Per noi e per tutti era semplicemente Rokhy. Lo abbiamo salutato il 26 Dicembre 2004 con un suo scritto: “Gli immigrati hanno un sogno in comune: quello di essere considerati prima di tutto come persone, di essere giudicati per quello che sono e non per quello che una certa stampa vuole che siano. Essi sognano di poter condividere ciò che hanno di meglio, di essere accompagnati nella loro marcia verso l’integrazione positiva delle differenze che si compongono per uno sviluppo duraturo ed equo, per una loro piena crescita”.

Entrando nella segreteria della scuola di italiano della Cooperativa Ruah ti trovi davanti un faccione nero sorridente e ti chiedi come mai con tutti gli africani che ci sono al Patronato S.Vincenzo perché proprio lui, perché la scuola di italiano porta il suo nome.
Rokhy passando da Parigi, è arrivato ad Adrara e poi alla Cooperativa Ruah, non aveva lavoro, faceva il vu cumprà. Noi l’abbiamo mandato al Triciclo ma presto abbiamo capito che non era il suo ruolo.

Cantastorie, gigante buono, mediatore culturale, insegnante del dialogo. Dalla scuola materna alle superiori raccontava della sua Africa, all’università il valore delle culture e la fortuna dell’immigrazione che porta a incontrare altri mondi, a entrare a far parte di una storia che qualcuno prima di noi ha pensato, costruito e abitato.

Noi organizzavamo delle serate musicali africane, Rokhy ha portato a Bergamo Youssoun N’Dour.

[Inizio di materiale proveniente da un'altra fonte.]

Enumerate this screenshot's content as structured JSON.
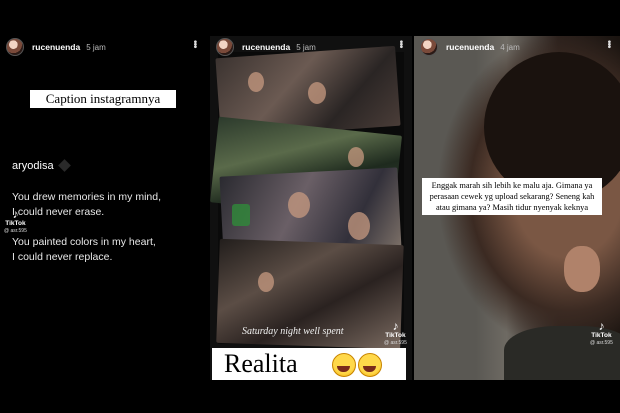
{
  "stories": [
    {
      "username": "rucenuenda",
      "time": "5 jam",
      "caption_box": "Caption instagramnya",
      "song_user": "aryodisa",
      "lines": [
        "You drew memories in my mind,",
        "I could never erase.",
        "You painted colors in my heart,",
        "I could never replace."
      ],
      "watermark": {
        "brand": "TikTok",
        "handle": "@ asr.595"
      }
    },
    {
      "username": "rucenuenda",
      "time": "5 jam",
      "photo_caption": "Saturday night well spent",
      "overlay_text": "Realita",
      "emoji_icons": [
        "rofl-emoji-icon",
        "rofl-emoji-icon"
      ],
      "watermark": {
        "brand": "TikTok",
        "handle": "@ asr.595"
      }
    },
    {
      "username": "rucenuenda",
      "time": "4 jam",
      "text_box": "Enggak marah sih lebih ke malu aja. Gimana ya perasaan cewek yg upload sekarang? Seneng kah atau gimana ya? Masih tidur nyenyak keknya",
      "watermark": {
        "brand": "TikTok",
        "handle": "@ asr.595"
      }
    }
  ]
}
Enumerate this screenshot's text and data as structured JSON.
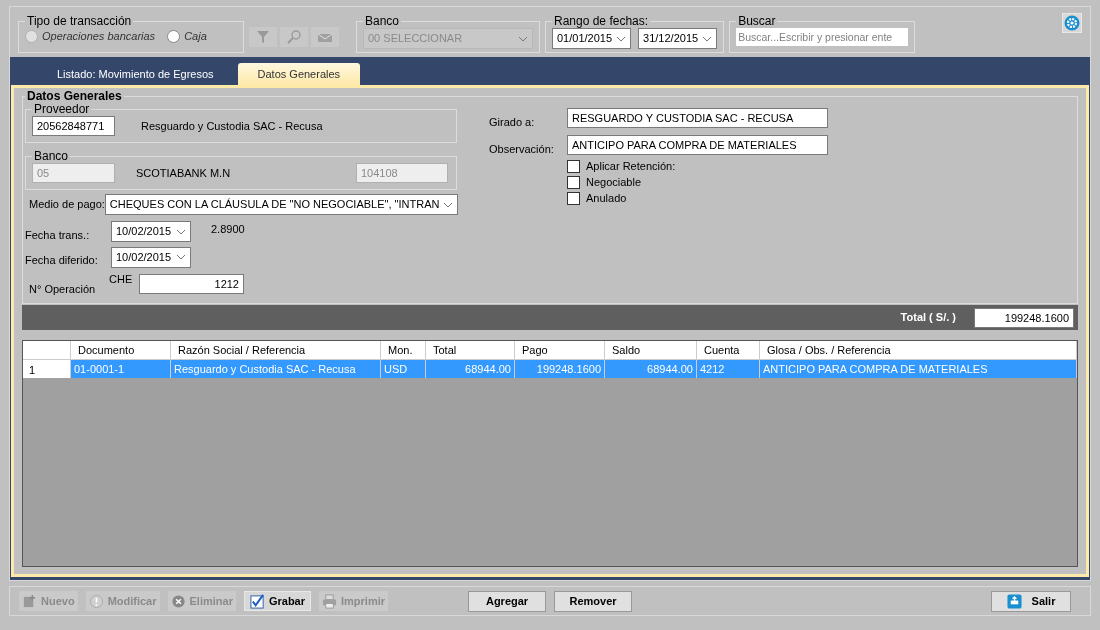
{
  "transaction_type": {
    "label": "Tipo de transacción",
    "options": [
      {
        "label": "Operaciones bancarias",
        "selected": false,
        "disabled": true
      },
      {
        "label": "Caja",
        "selected": false,
        "disabled": false
      }
    ]
  },
  "bank_filter": {
    "label": "Banco",
    "value": "00 SELECCIONAR"
  },
  "date_range": {
    "label": "Rango de fechas:",
    "from": "01/01/2015",
    "to": "31/12/2015"
  },
  "search": {
    "label": "Buscar",
    "placeholder": "Buscar...Escribir y presionar ente"
  },
  "tabs": [
    {
      "label": "Listado: Movimiento de Egresos",
      "selected": false
    },
    {
      "label": "Datos Generales",
      "selected": true
    }
  ],
  "general": {
    "title": "Datos Generales",
    "proveedor": {
      "label": "Proveedor",
      "code": "20562848771",
      "name": "Resguardo y Custodia SAC - Recusa"
    },
    "banco": {
      "label": "Banco",
      "code": "05",
      "name": "SCOTIABANK M.N",
      "account": "104108"
    },
    "medio_pago": {
      "label": "Medio de pago:",
      "value": "CHEQUES CON LA CLÁUSULA DE \"NO NEGOCIABLE\", \"INTRAN"
    },
    "fecha_trans": {
      "label": "Fecha trans.:",
      "value": "10/02/2015"
    },
    "rate": "2.8900",
    "fecha_diferido": {
      "label": "Fecha diferido:",
      "value": "10/02/2015"
    },
    "operacion": {
      "label": "N° Operación",
      "prefix": "CHE",
      "value": "1212"
    },
    "girado": {
      "label": "Girado a:",
      "value": "RESGUARDO Y CUSTODIA SAC - RECUSA"
    },
    "observacion": {
      "label": "Observación:",
      "value": "ANTICIPO PARA COMPRA DE MATERIALES"
    },
    "checks": [
      {
        "label": "Aplicar Retención:",
        "checked": false
      },
      {
        "label": "Negociable",
        "checked": false
      },
      {
        "label": "Anulado",
        "checked": false
      }
    ]
  },
  "total": {
    "label": "Total ( S/. )",
    "value": "199248.1600"
  },
  "table": {
    "columns": [
      "Documento",
      "Razón Social / Referencia",
      "Mon.",
      "Total",
      "Pago",
      "Saldo",
      "Cuenta",
      "Glosa / Obs. / Referencia"
    ],
    "rows": [
      {
        "number": "1",
        "selected": true,
        "cells": [
          "01-0001-1",
          "Resguardo y Custodia SAC - Recusa",
          "USD",
          "68944.00",
          "199248.1600",
          "68944.00",
          "4212",
          "ANTICIPO PARA COMPRA DE MATERIALES"
        ]
      }
    ]
  },
  "actions": [
    {
      "label": "Nuevo",
      "kind": "new",
      "disabled": true
    },
    {
      "label": "Modificar",
      "kind": "edit",
      "disabled": true
    },
    {
      "label": "Eliminar",
      "kind": "delete",
      "disabled": true
    },
    {
      "label": "Grabar",
      "kind": "save",
      "disabled": false
    },
    {
      "label": "Imprimir",
      "kind": "print",
      "disabled": true
    }
  ],
  "row_buttons": [
    "Agregar",
    "Remover"
  ],
  "exit_button": "Salir"
}
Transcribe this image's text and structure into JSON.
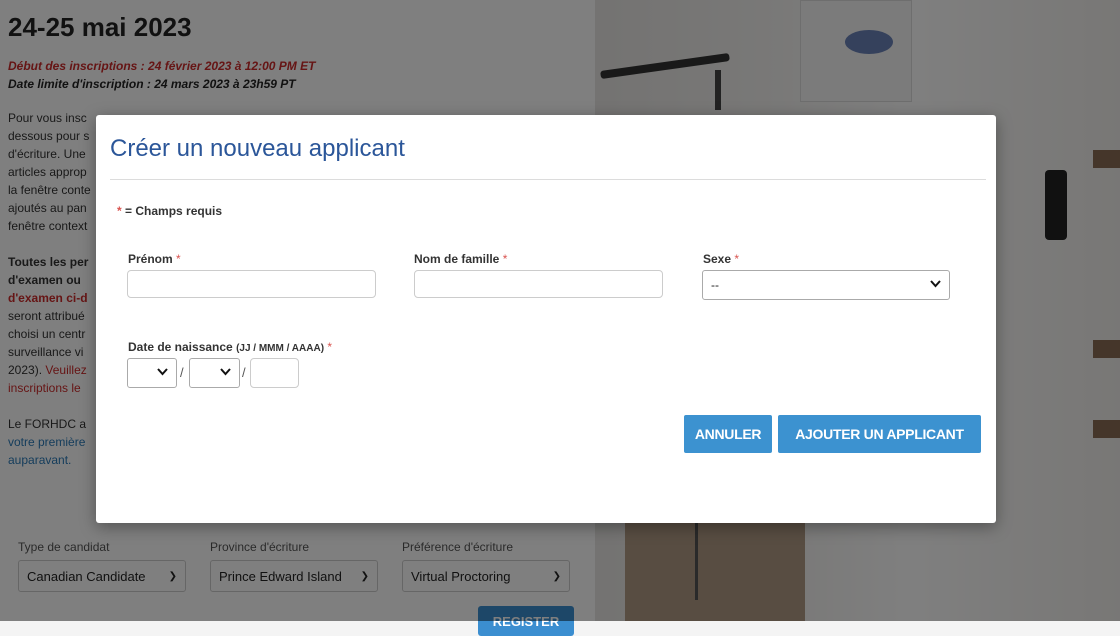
{
  "background": {
    "title": "24-25 mai 2023",
    "registration_start": "Début des inscriptions : 24 février 2023 à 12:00 PM ET",
    "registration_deadline": "Date limite d'inscription : 24 mars 2023 à 23h59 PT",
    "para1_lines": [
      "Pour vous insc",
      "dessous pour s",
      "d'écriture. Une",
      "articles approp",
      "la fenêtre conte",
      "ajoutés au pan",
      "fenêtre context"
    ],
    "bold_lines": [
      "Toutes les per",
      "d'examen ou"
    ],
    "red_bold_line": "d'examen ci-d",
    "para2_lines": [
      "seront attribué",
      "choisi un centr",
      "surveillance vi",
      "2023)."
    ],
    "para2_red_tail": "Veuillez",
    "para2_red_line": "inscriptions le",
    "para3_line": "Le FORHDC a",
    "para3_blue_lines": [
      "votre première",
      "auparavant."
    ],
    "form": {
      "candidate_type_label": "Type de candidat",
      "candidate_type_value": "Canadian Candidate",
      "province_label": "Province d'écriture",
      "province_value": "Prince Edward Island",
      "preference_label": "Préférence d'écriture",
      "preference_value": "Virtual Proctoring",
      "register_label": "REGISTER"
    }
  },
  "modal": {
    "title": "Créer un nouveau applicant",
    "required_note": "= Champs requis",
    "required_star": "*",
    "first_name": {
      "label": "Prénom",
      "value": ""
    },
    "last_name": {
      "label": "Nom de famille",
      "value": ""
    },
    "sex": {
      "label": "Sexe",
      "selected": "--"
    },
    "birthdate": {
      "label": "Date de naissance",
      "hint": "(JJ / MMM / AAAA)",
      "day": "",
      "month": "",
      "year": "",
      "separator": "/"
    },
    "cancel_label": "ANNULER",
    "add_label": "AJOUTER UN APPLICANT"
  },
  "colors": {
    "title_blue": "#2b5699",
    "button_blue": "#3c92d0",
    "required_red": "#d9534f"
  }
}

Noi cercavamo disperatamente volontari per la scuola di italiano, Rokhy per due anni ha portato in Senegal più di 30 giovani.
Per dei progetti di cooperazione ha accompagnato a Dakar il Presidente della Provincia, un assessore del Comune di Bergamo e alcuni insegnanti dell’università.

Con il C.S.I. e i dirigenti dell’Atalanta aveva proposto un corso per gli allenatori per l’inserimento dei ragazzi immigrati nelle squadre di calcio, fu promotore di Bergamondo.

Ogni due anni organizzava un convegno per tutti i senegalesi della sua regione, presenti in Italia, un anno con la presenza del Presidente della Repubblica Senegalese.

Oggi sicuramente non sarebbe alla Cooperativa Ruah, ma una figura rappresentativa del Governo Senegalese, insieme comunque avremmo dato vita a diversi progetti di cooperazione internazionale, partendo proprio dalla scuola, perché la formazione dei giovani passa solo attraverso lo studio e la conoscenza della realtà in cui vivi.

Ripeteva spesso che il suo sogno era di arrivare alla nostra esperienza migratoria, come voi siete riusciti a fermare l’emigrazione, anche in Senegal dobbiamo fare altrettanto.

Rokhy è sempre qui con noi, con la sua testimonianza, con i suoi consigli e ci ricorda di aprirci all’accoglienza, l’esclusione non aiuta a crescere perchè il cammino della nostra vita passa attraverso la valorizzazione dell’altro.

Con il "Ponte degli abbracci" dedicato a Rokhy vogliamo anche ricordare tutti gli ospiti che abbiamo accolto alla nostra Comunità e che in questi anni ci hanno lasciato.